With her constant image changes, parodies of blonde bombshells such as Marilyn Monroe, her assertion of female power and sexuality, and her appropriation from gay/queer culture, the popular music icon Madonna can be seen as the virtual embodiment of Judith Butler's arguments in Gender Trouble (1990, 1999). In this postmodern feminist text, which is credited with introducing 'queer theory' to the world, Butler critiques identity-based politics as the method for female emancipation, claiming that presenting 'women' as a coherent group performs 'an unwitting regulation and reification of [binary] gender relations' (1999:9). She exposes and derationalizes the social power systems that construct the norms regarding the 'natural' gender identities of men and women, the 'logic' of heterosexuality, and the idea of a pre-discursive core gender identity, through which women are subordinated, and homosexuals, cross-dressers, and those others who are located beyond the 'imaginable domain of gender', are marginalised (ibid:13). Butler suggests that 'subversive' identities demonstrating the constructedness of sex-gender-desire continuity will work to destroy its normative status, thus allowing all 'cultural configurations of sex and gender [to] proliferate' and become intelligible (i.e. not deviant) (ibid:190). In that Madonna parodies traditional female stereotypes and adopts at her will identities that 'contradict' herself as a heterosexual female, Butler's idea of the ability for a 'variable construction of identity' (ibid:9) beyond traditional binary constructions is exposed.

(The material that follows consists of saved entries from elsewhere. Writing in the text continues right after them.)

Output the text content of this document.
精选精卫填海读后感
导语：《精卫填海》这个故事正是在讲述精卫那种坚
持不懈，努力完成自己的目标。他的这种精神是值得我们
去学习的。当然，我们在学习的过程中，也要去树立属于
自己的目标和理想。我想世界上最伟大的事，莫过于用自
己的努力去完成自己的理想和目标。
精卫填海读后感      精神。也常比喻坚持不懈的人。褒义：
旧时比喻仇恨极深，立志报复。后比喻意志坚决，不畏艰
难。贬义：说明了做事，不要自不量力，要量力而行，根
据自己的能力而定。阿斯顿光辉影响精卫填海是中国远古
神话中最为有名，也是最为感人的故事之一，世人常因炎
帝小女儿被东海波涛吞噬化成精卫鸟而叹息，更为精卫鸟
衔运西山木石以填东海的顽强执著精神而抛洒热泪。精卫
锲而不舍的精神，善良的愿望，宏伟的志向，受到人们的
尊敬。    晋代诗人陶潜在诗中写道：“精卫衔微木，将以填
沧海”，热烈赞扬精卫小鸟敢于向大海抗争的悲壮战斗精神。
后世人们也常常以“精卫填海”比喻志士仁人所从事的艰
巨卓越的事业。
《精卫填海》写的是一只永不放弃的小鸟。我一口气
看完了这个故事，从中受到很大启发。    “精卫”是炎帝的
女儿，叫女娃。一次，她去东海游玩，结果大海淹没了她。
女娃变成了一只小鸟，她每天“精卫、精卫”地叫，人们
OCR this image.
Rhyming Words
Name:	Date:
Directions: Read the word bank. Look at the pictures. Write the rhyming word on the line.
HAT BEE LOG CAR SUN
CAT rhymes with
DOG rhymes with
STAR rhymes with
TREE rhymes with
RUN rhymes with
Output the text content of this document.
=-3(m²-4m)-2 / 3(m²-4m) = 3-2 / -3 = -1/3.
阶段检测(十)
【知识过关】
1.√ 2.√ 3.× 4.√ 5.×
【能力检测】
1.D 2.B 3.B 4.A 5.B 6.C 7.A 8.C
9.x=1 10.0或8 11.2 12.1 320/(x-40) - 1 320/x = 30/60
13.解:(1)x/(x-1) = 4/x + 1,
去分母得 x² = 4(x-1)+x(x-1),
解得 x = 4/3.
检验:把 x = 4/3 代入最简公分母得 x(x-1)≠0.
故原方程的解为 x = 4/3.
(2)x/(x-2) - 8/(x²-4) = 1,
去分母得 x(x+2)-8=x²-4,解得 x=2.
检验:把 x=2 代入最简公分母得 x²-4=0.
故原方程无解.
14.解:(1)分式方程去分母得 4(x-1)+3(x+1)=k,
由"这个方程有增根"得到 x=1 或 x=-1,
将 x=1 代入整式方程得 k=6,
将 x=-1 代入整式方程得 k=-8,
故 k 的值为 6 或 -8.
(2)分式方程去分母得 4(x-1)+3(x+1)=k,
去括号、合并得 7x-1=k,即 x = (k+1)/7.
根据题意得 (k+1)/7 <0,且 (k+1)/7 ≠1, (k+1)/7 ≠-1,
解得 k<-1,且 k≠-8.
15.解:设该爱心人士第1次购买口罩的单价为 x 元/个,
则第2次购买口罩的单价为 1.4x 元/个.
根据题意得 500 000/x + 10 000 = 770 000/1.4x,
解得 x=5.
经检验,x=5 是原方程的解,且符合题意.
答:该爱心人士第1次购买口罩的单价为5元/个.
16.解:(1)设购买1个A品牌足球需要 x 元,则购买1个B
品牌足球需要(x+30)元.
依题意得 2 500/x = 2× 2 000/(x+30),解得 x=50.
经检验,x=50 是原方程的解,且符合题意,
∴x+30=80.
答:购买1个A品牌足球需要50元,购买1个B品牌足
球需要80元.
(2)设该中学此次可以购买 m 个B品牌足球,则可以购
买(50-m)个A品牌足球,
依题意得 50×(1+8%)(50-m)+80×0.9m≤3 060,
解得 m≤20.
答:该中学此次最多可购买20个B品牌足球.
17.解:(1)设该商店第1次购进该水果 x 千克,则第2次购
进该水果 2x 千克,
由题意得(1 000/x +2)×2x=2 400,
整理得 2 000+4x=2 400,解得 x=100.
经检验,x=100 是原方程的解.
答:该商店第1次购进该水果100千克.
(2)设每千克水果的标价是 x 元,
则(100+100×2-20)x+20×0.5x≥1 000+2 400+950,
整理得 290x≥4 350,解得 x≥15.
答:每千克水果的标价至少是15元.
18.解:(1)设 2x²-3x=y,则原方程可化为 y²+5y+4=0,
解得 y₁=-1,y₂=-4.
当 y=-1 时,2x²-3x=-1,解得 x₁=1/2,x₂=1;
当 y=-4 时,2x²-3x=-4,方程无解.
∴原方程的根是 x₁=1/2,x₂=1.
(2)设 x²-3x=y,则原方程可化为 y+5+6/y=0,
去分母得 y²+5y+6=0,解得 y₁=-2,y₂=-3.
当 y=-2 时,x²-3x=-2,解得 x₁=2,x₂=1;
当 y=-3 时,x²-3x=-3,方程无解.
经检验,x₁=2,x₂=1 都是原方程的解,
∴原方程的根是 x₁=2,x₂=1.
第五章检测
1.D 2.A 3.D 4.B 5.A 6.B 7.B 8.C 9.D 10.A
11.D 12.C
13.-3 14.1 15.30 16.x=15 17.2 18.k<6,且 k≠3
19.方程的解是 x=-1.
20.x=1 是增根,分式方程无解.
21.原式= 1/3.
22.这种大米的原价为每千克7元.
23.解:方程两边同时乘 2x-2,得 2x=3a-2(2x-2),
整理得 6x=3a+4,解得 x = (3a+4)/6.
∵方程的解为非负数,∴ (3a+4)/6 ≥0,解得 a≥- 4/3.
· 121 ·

Further therefore, people are not restricted to (in addition to 'traditional' gender identities) the empowered female, gay and lesbian; in true queer theory style, 'one could participate in a range of identities - such as the lesbian heterosexual, a heterosexual lesbian, a male lesbian, a female gay man, or even a feminist sex-radical' (Schwichtenberg 1993:141). Indeed, Madonna has demonstrated such fluidity and ambiguity through her sexual political work - notably in the music videos for Vogue, Erotica and Justify My Love, her film Truth or Dare: In Bed With Madonna, and her book Sex.

The strong connection between Madonna and Gender Trouble is not one that has gone unnoticed; a number of writers on popular culture, queer politics and feminism have given it much consideration (see for example Kaplan 1993, Schwichtenberg 1993 and Skeggs 1993). Within such discussions - and others in 'Madonna Studies' - however, there is evidence suggestive of a limit on the extent to which Madonna can be seen to epitomise Butler's arguments. Moreover, she can be seen to contradict the aim of subversive politics, despite her public support of gay rights, her AIDS charity work and her 'flirtations' with lesbianism (Robertson 1996:119). Hence critics have started to ask: "Is Madonna a glamorized fuckdoll or the queen of parodic critique?" (ibid:118).

The ways in which Madonna can be seen to contradict the political recommendations of Gender Trouble are complex and stem from a number of critical perspectives - hence a detailed understanding of Butler's work as the next step is essential. (In part, however, the detailed description of Butler's arguments that follows is necessary also to demonstrate the extent to which Madonna embodies these arguments, which led the two to be connected in the first place. Thus, one of the aims of this essay is to determine how much Madonna contradicts Gender Trouble in relation to the extent to which she embodies it. Perhaps this will enable us to decide whether we can hold up Madonna as a political icon, a queer ambassador as it were, or whether she should be resigned to a passing (flawed) example of the variable construction of identity).

Butler opens Gender Trouble with a description of the established gender ontology in which the duality of sex (i.e. male-female) forms the basis of gender identity (masculine-feminine). This ontology carries with it the 'invocation of a nonhistorical "before"' (1999:5), hence the idea that the duality of sex, and the gendered characteristics that are said to mirror sex, are contrived is not entertained. Butler continues that the unity of sex and gender in the binary system is maintained by its oppositional nature. Society sets up 'the experience of a gendered psychic disposition or cultural identity [as] an achievement'. Hence 'one is one's gender to the extent that one is not the other gender' (ibid:29-30). Following this, the unity of sex and gender (the male's masculinity and the female's femininity) are seen to necessitate heterosexual desire - male and female desire 'therefore differentiates itself through an oppositional relation to that other gender it desires' (ibid:30). A causal relationship is established, therefore, between sex, gender and desire. As a result, anything that falls outside these gender configurations is seen as pathological, hence the marginalization of the 'assertive female,' the 'effeminate man,' the 'lipstick lesbian,' and the 'macho gay' (Sawicki 1994:301). As assertiveness, [ef]feminacy, lipstick and machismo are all allocated as various heterosexual constructs which are therefore seen to be appropriated in homosexual/queer contexts, the assertive female et al are seen merely as 'chimerical representations of originally heterosexual identities' (Butler 1999:41). Thus the original gender ontology is reified and rationalized.